A fronte di questo brulicare di offerte politiche – persona, che calano simboli e movimenti partendo da ricerche di mercato del voto, vivono effettivi interessi sociali corposi, poteri reali esistenti, gruppi economici e sociali che, pur con la separatezza che segna la politica odierna, delle loro proiezioni nella rappresentanza ce l’hanno. Per questo il centrosinistra, segnatamente il Pd, alla fin fine un ruolo a un certo punto lo svolge. Ciò che il dibattito superficiale (e un po’ interessato) definisce apparato è in realtà quel lascito che dal passato Pci (e in misura minore da una parte della Dc) ha trasferito al Pd il rapporto con parti essenziali del Paese (lavoro dipendente, pubblico e privato, strati di ceto medio, pensionati, intellettualità di massa, imprenditoria più attiva e innovativa e cooperativa, cui si aggiungono oggi nuove figure nel frattempo emerse dalla ristrutturazione economica a partire dalle molteplici forme di precariato e di particolari forme di lavoro autonomo). E’ su questa composizione sociale, per quanto oggi frammentata e scarsamente coesa, che regge il cosiddetto apparato Pd. Proprio come, sul fronte opposto, il blocco di forze ,unificate dal federatore Berlusconi in questi anni, ha trovato e trova la sua linfa essenziale in quell’insieme di gruppi sociali che hanno segnato lo sviluppo della piccola impresa leghista, la dorsale del Nord Est,nei i ceti parassitari di alcune aree del centro, nelle diverse categorie autonome fondate sulla leva dell’evasione fiscale diffusa, in una parte dell’Italia disoccupata e miseramente assistita di alcune grandi aree del Mezzogiorno.
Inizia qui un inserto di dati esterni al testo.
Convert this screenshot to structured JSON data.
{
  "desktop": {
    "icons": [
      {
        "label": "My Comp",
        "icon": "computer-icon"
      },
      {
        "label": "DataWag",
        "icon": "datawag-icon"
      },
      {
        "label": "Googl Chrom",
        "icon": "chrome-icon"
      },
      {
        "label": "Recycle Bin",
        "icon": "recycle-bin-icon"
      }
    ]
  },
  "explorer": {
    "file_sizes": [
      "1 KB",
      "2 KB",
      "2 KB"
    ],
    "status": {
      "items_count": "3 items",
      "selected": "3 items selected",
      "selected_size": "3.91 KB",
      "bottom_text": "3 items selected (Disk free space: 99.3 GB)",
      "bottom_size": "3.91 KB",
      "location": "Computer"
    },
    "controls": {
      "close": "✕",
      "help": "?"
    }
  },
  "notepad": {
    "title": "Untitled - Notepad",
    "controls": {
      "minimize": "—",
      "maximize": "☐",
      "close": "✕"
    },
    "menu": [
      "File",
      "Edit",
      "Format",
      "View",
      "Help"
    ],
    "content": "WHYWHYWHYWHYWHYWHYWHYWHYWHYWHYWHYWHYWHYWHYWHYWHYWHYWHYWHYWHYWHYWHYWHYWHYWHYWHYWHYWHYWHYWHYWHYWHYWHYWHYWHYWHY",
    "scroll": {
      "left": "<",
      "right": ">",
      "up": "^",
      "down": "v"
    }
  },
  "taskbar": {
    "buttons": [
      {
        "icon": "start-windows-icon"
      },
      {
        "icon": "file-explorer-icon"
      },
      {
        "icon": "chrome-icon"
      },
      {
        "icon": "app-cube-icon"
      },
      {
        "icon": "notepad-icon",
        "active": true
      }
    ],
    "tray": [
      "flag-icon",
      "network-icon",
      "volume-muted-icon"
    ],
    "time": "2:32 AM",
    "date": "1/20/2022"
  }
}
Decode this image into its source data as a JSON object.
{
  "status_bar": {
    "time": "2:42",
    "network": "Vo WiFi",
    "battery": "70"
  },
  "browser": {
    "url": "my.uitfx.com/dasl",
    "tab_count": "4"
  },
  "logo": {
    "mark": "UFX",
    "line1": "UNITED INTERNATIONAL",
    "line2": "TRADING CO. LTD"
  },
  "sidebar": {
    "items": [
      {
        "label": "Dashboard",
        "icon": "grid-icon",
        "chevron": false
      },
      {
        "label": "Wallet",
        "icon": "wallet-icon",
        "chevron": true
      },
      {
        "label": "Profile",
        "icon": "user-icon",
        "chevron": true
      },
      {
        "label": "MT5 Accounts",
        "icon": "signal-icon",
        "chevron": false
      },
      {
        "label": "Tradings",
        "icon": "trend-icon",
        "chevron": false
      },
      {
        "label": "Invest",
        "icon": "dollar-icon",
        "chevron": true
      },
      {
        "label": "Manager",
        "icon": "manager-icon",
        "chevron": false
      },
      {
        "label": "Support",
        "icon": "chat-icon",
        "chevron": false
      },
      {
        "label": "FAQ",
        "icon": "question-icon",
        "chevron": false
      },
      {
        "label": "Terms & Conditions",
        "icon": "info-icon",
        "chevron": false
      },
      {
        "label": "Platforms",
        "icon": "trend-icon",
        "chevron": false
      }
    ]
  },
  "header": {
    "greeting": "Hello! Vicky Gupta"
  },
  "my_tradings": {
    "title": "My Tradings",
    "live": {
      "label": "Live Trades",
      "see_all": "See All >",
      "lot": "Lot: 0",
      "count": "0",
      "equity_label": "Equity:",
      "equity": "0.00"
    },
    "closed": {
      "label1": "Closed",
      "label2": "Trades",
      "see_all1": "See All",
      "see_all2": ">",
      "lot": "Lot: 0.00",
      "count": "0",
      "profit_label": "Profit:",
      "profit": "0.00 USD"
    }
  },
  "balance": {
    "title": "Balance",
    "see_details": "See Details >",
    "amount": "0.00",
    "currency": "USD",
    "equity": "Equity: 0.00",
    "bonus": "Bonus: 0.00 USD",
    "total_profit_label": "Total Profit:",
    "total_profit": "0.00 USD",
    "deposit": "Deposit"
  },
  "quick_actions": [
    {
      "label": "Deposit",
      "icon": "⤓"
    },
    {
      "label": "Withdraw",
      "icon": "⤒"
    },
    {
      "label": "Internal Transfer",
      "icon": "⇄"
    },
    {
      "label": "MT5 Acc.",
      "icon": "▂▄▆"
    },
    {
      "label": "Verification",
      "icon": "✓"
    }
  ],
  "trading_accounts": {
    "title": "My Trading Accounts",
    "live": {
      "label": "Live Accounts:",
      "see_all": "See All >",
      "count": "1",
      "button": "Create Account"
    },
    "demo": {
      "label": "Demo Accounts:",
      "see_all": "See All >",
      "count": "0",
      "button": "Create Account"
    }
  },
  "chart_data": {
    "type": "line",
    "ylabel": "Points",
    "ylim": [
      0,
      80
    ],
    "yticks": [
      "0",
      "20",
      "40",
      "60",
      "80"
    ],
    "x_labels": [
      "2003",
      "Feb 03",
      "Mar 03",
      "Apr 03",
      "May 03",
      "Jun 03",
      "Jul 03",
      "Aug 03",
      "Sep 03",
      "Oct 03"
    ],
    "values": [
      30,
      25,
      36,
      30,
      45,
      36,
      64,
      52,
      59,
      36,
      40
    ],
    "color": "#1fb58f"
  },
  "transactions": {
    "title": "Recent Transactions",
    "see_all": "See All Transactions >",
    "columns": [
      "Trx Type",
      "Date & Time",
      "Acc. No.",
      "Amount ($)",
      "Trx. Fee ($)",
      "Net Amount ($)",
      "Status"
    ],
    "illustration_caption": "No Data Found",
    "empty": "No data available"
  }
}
A questi due grandi blocchi che si sono fronteggiati aspramente negli anni si aggiunge oggi un terzo gruppo rappresentato da Monti. Si annidano lì quella parte di forze costrette per quasi un ventennio a trovare riparo all’ombra dei due poli maggiori. Non si tratta di Casini o in passato Mastella. E’ quella parte d’Italia che un tempo trovava una sua collocazione nel grande ventre della Balena bianca, capace di saldare in se istanze popolari e di base, realtà del mondo ecclesiale più diffuso e grandi gerarchie clericali, l’intricato mondo delle banche e del credito, ciò che oggi è rimasto come eccellenza e che un tempo era un tessuto più vasto di grandi imprese sia private che pubbliche o a partecipazione statale. Questo terzo gruppo esprime una rappresentanza sociale reale, anche con solidi legami con la tecnocrazia dell’Unione Europea, ma difficilmente arriverà a percentuali di massa.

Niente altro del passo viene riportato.